Tepukan ringan Gerand mendarat sempurna di bahu Deny. Sementara itu orang yang menerima perlakuan tersebut hanya tertawa kecil. Menghentikan Gerand setelahnya tersenyum hangat.
Senyum tersebut berubah, kini Deny menatap lurus.
"Baiklah, kalau begitu ayo kita lakukan. Aku sudah tidak sabar menunggu besok. Polos dan hati-hati, menyenangkan," ucap Deny yang juga bangkit dari kursinya lalu mengulurkan tangan untuk bersalaman ke sang kakak.
Sebuah formalitas pertanda resminya perjanjian.
"Hahaha, ini game kedua kita setelah SMA, huh, ku pastikan kali ini akan lebih menyenangkan dari sudah-sudah."
Kedua sepupu tersebut berjabat tangan. Kuat sampai urat-urat menonjol.
Sebuah permainan seru. Seperti yang dikatakan Deny, Gerand tidak sabar menunggu hari esok datang.
Poor, Regianis and Jenny.
Apa yang akan terjadi setelah itu?
Bisakah para gadis menang?
Atau, siapa yang kalah?
*****
"Kita akan mulai hal yang menyenangkan. Dari sekarang. Lihat saja, banyak hal seru menanti."
Gerand menggebu saking semangatnya.
Permainan selalu buat orang brengsek seperti Gerand dan Deny bergairah.
Tak ada hal yang lebih menyenangkan selain perihal perempuan. Bak Gerand dan Deny adalah pecinta perempuan akut. Banyak hal yang akan mereka lakukan.
Semua hanya tentang hal mudah untuk orang-orang itu lakukan.
Kebiasaan yang tak bisa kedua orang tersebut buang adalah mencari kesenangan. Lalu sumber utama adalah, perempuan hot.
Deny senang, ia tidak sabar bermain dengan gadis manisnya.
***
Pagi menjelang, manusia sibuk dengan berbagai macam kegiatan, aktivitas maupun segala bentuk jalan hidup. Begitu pula Regianis dan Jenny. Yang satu memperhatikan, yang satunya lagi bersiap-siap.
"Kita pergi berdua ya. Aku ingin berangkat bersamamu," ujar Regianis sambil menatap lurus Jenny.
Berkat kejeliannya dalam memilih kalimat, Regianis bisa membujuk Jenny kasih alamat rumahnya. Jadilah, sekarang perempuan itu bertamu ke rumah seseorang yang ia anggap sebagai teman tersebut.

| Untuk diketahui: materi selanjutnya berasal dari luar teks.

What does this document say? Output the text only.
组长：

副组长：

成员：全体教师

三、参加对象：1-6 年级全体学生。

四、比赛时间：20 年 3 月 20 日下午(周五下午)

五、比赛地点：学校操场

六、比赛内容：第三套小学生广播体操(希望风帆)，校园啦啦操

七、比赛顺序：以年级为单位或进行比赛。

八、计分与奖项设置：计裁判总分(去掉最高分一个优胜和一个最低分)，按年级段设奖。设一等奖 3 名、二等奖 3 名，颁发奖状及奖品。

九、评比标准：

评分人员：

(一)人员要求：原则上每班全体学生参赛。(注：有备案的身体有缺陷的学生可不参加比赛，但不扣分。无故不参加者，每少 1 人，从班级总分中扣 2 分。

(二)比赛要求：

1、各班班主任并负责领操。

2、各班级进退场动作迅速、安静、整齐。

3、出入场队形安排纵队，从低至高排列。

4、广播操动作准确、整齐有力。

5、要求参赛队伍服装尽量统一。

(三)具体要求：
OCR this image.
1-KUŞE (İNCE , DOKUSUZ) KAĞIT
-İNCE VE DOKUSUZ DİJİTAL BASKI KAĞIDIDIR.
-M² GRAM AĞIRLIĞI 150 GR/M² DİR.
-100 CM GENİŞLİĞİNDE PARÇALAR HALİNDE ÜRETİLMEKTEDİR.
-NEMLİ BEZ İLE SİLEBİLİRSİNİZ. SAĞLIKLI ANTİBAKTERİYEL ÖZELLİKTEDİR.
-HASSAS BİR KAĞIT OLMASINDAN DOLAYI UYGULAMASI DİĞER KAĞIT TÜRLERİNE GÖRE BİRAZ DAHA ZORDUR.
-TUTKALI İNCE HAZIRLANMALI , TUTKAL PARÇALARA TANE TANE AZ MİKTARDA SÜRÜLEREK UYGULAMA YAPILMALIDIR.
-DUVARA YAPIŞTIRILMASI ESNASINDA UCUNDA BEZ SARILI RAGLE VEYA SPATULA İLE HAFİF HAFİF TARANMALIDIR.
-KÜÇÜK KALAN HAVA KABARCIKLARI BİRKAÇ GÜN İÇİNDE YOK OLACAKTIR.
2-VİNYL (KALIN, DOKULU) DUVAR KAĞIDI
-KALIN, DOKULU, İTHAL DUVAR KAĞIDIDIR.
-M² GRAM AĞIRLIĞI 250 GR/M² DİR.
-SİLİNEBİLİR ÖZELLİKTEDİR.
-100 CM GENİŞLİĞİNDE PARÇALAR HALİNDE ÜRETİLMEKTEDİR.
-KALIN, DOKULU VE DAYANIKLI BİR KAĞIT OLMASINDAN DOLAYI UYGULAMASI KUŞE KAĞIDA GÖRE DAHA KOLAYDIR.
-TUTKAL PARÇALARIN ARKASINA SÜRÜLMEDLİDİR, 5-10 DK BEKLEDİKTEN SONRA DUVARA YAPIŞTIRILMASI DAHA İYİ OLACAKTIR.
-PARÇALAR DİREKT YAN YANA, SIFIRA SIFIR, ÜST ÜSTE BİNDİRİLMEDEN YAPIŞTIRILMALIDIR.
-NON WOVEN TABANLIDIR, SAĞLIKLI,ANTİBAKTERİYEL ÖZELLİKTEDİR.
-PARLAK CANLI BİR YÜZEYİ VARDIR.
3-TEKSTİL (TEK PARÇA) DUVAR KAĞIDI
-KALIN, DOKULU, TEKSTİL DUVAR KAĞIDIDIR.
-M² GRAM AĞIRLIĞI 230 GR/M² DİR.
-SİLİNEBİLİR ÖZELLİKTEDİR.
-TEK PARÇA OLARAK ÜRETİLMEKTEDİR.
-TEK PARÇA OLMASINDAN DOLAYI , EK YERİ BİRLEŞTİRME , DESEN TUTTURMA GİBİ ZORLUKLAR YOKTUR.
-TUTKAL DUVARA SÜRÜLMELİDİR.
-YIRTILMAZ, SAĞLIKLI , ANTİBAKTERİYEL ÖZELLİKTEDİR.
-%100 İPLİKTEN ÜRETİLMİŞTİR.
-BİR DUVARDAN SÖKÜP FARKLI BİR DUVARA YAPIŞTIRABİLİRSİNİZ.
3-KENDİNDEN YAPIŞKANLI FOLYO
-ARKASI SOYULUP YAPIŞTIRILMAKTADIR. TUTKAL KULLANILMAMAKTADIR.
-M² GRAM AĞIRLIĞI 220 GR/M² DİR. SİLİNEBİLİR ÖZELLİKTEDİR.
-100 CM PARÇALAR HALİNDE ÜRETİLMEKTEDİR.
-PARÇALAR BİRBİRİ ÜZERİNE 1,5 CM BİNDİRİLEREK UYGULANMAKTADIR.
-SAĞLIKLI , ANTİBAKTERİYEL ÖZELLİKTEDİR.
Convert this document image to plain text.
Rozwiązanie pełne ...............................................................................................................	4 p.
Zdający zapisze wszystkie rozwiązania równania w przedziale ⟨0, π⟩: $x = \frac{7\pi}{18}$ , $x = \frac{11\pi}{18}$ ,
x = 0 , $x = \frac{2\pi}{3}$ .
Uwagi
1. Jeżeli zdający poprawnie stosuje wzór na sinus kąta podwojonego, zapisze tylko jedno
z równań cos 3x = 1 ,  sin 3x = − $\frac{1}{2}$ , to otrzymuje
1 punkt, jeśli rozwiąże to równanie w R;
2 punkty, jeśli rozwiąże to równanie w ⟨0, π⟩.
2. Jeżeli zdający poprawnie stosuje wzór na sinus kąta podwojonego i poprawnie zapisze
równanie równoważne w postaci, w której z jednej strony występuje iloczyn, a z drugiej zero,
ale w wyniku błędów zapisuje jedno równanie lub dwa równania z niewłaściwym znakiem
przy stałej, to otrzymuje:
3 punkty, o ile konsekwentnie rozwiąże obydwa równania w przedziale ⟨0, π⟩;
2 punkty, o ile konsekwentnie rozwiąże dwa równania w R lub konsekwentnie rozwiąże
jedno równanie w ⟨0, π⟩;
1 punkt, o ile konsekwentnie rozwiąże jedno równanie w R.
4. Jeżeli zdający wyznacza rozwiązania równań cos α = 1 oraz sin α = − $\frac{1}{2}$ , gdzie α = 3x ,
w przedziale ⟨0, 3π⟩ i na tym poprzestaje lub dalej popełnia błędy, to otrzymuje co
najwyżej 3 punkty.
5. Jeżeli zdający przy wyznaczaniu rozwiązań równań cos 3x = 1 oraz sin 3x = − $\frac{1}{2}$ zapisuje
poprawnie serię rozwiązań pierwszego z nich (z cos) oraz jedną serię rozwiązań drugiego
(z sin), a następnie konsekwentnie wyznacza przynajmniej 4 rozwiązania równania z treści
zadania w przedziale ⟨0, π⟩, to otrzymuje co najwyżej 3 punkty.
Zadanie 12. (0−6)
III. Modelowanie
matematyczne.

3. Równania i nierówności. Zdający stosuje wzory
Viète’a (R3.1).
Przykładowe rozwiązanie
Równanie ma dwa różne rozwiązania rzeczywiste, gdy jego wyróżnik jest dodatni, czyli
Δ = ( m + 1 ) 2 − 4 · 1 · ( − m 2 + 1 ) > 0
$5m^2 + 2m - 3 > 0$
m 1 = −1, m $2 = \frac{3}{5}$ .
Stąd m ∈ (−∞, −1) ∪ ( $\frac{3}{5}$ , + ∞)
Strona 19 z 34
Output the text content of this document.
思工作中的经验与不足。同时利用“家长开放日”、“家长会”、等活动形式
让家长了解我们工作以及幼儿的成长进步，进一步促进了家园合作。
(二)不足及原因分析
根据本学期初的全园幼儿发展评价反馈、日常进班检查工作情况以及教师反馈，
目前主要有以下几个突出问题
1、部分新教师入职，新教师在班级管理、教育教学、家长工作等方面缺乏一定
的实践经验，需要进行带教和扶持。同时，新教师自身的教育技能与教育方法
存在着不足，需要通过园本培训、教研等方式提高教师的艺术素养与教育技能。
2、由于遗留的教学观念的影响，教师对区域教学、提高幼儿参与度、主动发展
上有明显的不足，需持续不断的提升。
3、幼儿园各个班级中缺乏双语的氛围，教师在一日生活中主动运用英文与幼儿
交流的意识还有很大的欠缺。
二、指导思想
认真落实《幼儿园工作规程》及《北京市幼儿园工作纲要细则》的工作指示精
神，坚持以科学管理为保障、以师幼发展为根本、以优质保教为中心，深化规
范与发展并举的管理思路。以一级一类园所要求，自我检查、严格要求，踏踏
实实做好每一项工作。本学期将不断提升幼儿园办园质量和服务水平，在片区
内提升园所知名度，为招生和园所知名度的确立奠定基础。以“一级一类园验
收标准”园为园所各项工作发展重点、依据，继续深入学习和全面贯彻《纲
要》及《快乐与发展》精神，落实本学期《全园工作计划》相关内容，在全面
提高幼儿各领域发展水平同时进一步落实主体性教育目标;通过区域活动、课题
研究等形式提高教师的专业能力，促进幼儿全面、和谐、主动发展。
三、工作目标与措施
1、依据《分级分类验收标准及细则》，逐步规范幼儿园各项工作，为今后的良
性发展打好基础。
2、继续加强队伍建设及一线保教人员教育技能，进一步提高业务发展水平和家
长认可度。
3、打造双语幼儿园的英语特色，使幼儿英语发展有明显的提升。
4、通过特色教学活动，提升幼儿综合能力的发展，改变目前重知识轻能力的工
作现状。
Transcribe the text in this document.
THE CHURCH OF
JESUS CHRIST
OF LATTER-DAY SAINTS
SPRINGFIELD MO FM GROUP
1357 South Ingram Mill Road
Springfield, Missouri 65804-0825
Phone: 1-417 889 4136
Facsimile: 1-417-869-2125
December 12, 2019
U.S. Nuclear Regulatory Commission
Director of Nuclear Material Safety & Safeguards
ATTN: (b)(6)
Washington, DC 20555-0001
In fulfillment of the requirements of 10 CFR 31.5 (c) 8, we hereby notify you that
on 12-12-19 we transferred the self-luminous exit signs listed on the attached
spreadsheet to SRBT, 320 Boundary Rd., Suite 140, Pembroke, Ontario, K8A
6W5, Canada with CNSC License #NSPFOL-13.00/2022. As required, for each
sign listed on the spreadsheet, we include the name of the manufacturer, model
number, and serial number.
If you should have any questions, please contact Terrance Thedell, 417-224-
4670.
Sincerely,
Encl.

Entah Jenny anggap Regianis sebagai teman atau penganggu. Pagi-pagi sudah datang ngerusuh.
Terlalu cepat, Regi pun merasa gitu kok. Tapi ya ia suka. Tak pernah dalam hidup seorang Regianis pergi bertamu atau bahkan sekedar berkunjung ke rumah siapapun.
Regi tidak punya sahabat. Walau itu hanya satu orang. Nah sekali dapat, tingkahnya berlebih, mirip orang kelebihan imunisasi.
Regi hanya menghabiskan hidup bersama rutinitas sehari-hari. Only it. Lalu belajar, belajar dan belajar.
One in three.
Semua yang Regi lakukan berdasar asas kepentingan saja.
Jadi, saat bertemu dengan orang yang menarik perhatiannya ketika pertama kali bertemu, maka yang terjadi adalah seorang Regianis terlihat sangat senang.
Tiba-tiba berubah semangat meski itu terlihat beda jauh dari ia yang biasa. Aneh.
"Nona Regianis, Anda terlihat seperti anak kecil agresif. Aku jadi takut pada Anda. Anda... tidak punya kelainan, kan?"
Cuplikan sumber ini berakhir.